MontrealCorpusTools / Montreal-Forced-Aligner

Command line utility for forced alignment using Kaldi
https://montrealcorpustools.github.io/Montreal-Forced-Aligner/
MIT License
1.27k stars 242 forks source link

About building Kaldi binaries for MFA #330

Open jichuanman opened 2 years ago

jichuanman commented 2 years ago

Hi, I am trying to get MFA work in my docker image(for some reason it must be based on ubuntu16.04). The prebuild binaries didn't work due to glibc version. So I am trying to build those binaries from scratch and it works. But after I remove the Kaldi directory from the image (keep the size of image as small as possible), MFA throws error like "No such file or directory: '/root/Documents/MFA/xxx/corpus_data/split1/feats.0.scp'". I figured that the binaries(like compute-mfcc-feats, gmm-align-compiled) were not working maybe due to lacking necessary libraries:

root@55f44fdffeb2:/app/core# ldd /root/Documents/MFA/thirdparty/bin/compute-mfcc-feats
        linux-vdso.so.1 =>  (0x00007ffe50036000)
        libkaldi-feat.so => not found
        libkaldi-util.so => not found
        libkaldi-matrix.so => not found
        libkaldi-base.so => not found
        libpthread.so.0 => /lib/x86_64-linux-gnu/libpthread.so.0 (0x00007f364b000000)
        libstdc++.so.6 => /usr/lib/x86_64-linux-gnu/libstdc++.so.6 (0x00007f364ac7e000)
        libgcc_s.so.1 => /lib/x86_64-linux-gnu/libgcc_s.so.1 (0x00007f364aa68000)
        libc.so.6 => /lib/x86_64-linux-gnu/libc.so.6 (0x00007f364a69e000)
        /lib64/ld-linux-x86-64.so.2 (0x00007f364b21d000)
        libm.so.6 => /lib/x86_64-linux-gnu/libm.so.6 (0x00007f364a395000)
root@55f44fdffeb2:/app/core# ldd /root/Documents/MFA/thirdparty/bin/gmm-align-compiled
        linux-vdso.so.1 =>  (0x00007ffd3a87a000)
        libkaldi-decoder.so => not found
        libkaldi-hmm.so => not found
        libkaldi-gmm.so => not found
        libkaldi-util.so => not found
        libkaldi-matrix.so => not found
        libkaldi-base.so => not found
        libfst.so.16 => not found
        libpthread.so.0 => /lib/x86_64-linux-gnu/libpthread.so.0 (0x00007fb3335c9000)
        libstdc++.so.6 => /usr/lib/x86_64-linux-gnu/libstdc++.so.6 (0x00007fb333247000)
        libgcc_s.so.1 => /lib/x86_64-linux-gnu/libgcc_s.so.1 (0x00007fb333031000)
        libc.so.6 => /lib/x86_64-linux-gnu/libc.so.6 (0x00007fb332c67000)
        /lib64/ld-linux-x86-64.so.2 (0x00007fb3337e6000)
        libm.so.6 => /lib/x86_64-linux-gnu/libm.so.6 (0x00007fb33295e000)

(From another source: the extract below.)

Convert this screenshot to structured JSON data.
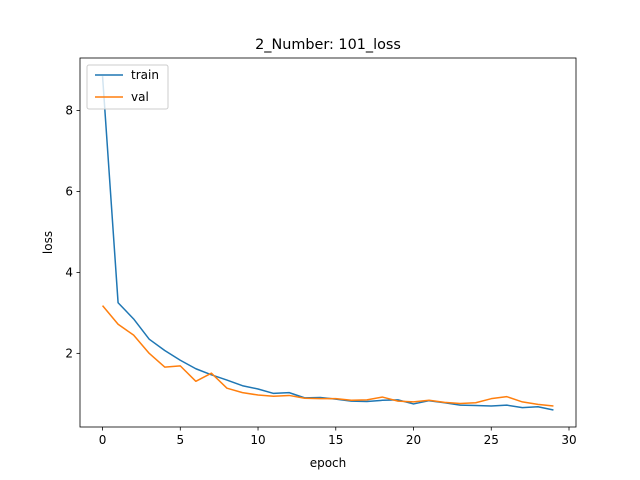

So I tried to add flags like "--static" to Kaldi configure script and build again. Problem solved but the size of collected binaries become so large(~1.4G). But the prebuilt ones are only ~300M.

I am wondering how to configure and build Kaldi correctly to get binaries like those I get via `mfa thirdparty download'. Any help or guidance is appreciated.

btw: Thanks for the great tool! MFA really helps me a lot in my tts project.

mmcauliffe commented 2 years ago

Oh man, right, I remember getting the massive binaries and there was indeed some flag that I had to change. I'll try to dig through my build directory and see if I have a record of it, but they should be static, except for openblas, iirc, but I don't remember what the flag. It was also done through the cmake style, I know that.

huydang2106 commented 1 year ago

Can you help me with building these Kaldi binaries, please.